" Amid its close-crowding thickets night came
upon us speedily. How hospitably we were received in the bare new
"homestead" of Parson H----; how generously our hosts relinquished
their one "barred" bed and passed a night of horror exposed to the fury
of myriad mosquitos, whose songs of triumph we heard from our own
protected pillows; how basely Barney requited all this kindness by
breaking into the corn-crib and "stuffing himself as full as a
sausage," as the Small Boy reported,--may not here be dwelt upon.

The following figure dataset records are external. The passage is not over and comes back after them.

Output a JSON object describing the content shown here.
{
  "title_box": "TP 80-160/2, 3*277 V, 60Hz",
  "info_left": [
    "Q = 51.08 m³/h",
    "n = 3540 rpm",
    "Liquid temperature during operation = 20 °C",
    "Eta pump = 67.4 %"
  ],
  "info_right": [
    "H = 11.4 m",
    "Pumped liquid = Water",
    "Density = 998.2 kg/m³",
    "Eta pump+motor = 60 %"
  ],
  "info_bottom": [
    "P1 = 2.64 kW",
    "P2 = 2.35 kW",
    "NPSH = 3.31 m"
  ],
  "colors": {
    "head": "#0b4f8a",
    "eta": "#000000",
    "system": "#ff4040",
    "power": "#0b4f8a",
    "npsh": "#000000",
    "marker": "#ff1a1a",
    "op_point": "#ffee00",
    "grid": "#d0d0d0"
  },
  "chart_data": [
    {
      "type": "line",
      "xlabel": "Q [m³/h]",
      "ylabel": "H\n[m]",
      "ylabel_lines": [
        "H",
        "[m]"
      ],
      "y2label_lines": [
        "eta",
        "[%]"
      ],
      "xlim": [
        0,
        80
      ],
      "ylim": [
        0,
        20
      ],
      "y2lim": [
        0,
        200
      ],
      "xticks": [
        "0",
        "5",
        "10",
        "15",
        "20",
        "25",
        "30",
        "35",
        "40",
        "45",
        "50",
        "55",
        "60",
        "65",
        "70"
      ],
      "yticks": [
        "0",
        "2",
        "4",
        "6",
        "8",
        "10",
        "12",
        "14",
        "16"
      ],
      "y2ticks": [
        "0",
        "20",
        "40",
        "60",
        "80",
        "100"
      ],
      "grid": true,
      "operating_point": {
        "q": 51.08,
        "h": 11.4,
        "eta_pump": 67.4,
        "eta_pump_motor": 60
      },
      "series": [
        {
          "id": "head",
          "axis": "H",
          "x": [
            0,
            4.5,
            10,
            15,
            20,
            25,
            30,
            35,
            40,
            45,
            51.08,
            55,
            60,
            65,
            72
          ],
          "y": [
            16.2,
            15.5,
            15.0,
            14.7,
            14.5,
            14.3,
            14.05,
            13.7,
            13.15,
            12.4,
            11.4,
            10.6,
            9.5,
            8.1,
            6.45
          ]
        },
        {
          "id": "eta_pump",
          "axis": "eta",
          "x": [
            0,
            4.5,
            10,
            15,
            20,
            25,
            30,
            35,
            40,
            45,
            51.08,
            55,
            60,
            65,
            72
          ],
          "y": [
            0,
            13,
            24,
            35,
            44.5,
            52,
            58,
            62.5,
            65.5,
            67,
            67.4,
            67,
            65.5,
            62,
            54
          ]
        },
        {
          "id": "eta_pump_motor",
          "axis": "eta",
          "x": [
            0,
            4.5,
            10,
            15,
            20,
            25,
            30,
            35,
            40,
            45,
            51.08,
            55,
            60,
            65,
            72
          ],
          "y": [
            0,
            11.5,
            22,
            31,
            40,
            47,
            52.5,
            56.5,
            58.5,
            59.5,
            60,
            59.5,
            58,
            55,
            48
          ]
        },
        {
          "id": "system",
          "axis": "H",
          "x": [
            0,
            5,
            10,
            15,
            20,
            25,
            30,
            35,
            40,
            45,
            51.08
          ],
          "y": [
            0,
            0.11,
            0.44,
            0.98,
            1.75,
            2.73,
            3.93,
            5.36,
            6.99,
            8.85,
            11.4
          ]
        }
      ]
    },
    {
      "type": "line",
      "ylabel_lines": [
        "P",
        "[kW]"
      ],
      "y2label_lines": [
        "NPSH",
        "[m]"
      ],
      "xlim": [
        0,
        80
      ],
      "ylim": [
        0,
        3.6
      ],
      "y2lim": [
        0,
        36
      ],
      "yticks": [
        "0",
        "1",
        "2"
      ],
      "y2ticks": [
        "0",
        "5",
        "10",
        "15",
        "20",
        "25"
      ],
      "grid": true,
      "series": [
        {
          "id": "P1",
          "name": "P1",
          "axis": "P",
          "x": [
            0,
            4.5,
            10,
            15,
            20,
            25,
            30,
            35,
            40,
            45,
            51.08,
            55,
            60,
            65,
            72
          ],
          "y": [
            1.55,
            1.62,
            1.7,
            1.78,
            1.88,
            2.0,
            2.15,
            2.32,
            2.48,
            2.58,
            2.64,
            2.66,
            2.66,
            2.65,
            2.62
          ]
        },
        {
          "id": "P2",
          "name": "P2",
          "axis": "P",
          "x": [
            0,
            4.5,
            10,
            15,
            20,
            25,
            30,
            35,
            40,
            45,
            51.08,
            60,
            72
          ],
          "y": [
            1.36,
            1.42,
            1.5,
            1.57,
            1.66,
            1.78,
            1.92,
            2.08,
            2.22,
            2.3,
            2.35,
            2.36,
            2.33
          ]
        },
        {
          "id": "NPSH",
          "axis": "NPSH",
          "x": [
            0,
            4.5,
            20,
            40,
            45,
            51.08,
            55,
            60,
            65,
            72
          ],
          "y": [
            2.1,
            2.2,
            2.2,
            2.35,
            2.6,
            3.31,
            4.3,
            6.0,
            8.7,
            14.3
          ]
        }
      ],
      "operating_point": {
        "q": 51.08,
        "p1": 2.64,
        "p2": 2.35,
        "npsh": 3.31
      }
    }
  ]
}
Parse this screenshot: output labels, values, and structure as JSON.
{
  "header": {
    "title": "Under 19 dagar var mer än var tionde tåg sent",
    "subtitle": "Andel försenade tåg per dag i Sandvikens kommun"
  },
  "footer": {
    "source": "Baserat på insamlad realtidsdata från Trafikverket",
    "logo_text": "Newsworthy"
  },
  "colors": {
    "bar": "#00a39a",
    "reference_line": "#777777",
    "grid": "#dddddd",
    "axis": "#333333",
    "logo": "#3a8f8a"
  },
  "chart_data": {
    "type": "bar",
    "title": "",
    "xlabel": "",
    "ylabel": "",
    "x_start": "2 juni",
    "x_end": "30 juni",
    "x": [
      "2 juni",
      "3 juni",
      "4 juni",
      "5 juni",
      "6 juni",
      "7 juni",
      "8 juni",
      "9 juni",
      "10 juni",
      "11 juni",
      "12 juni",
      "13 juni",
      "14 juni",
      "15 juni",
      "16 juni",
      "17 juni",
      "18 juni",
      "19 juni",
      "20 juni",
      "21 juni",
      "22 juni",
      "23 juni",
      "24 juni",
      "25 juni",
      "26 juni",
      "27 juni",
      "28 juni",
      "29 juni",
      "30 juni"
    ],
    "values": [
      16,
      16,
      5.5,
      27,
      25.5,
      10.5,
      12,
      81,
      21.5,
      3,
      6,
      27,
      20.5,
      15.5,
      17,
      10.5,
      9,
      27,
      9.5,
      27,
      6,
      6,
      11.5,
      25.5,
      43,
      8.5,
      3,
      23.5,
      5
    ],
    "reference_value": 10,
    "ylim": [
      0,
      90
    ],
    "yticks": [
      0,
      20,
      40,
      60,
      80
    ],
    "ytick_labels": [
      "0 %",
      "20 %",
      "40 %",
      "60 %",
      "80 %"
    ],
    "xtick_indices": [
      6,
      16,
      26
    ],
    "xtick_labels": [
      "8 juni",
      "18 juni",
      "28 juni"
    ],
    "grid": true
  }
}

The early morning was exquisite. Soft mists veiled all the glorious
colors; great spider-webs, strung thick with diamonds, stretched from
tree to tree; a little "pot-hole" pond of lilies exhaled sweet odors;
the lark's ecstatic song thrilled down from upper air. There was a
gentle hill before us, and halfway up a view to the right of a broad
lake, with the log huts of a "settle_ment_" on the high bank. The sun
has drunk up all the mists, and shines bright upon the soft gray satin
of the girdled pine trees in the clearing; flowers are crowding
everywhere--orange milkweed, purple phlox, creamy pawpaw, azure
bluebells, spotted foxgloves, rose-tinted daisies, brown-eyed
coreopsias and unknown flowers of palest blue.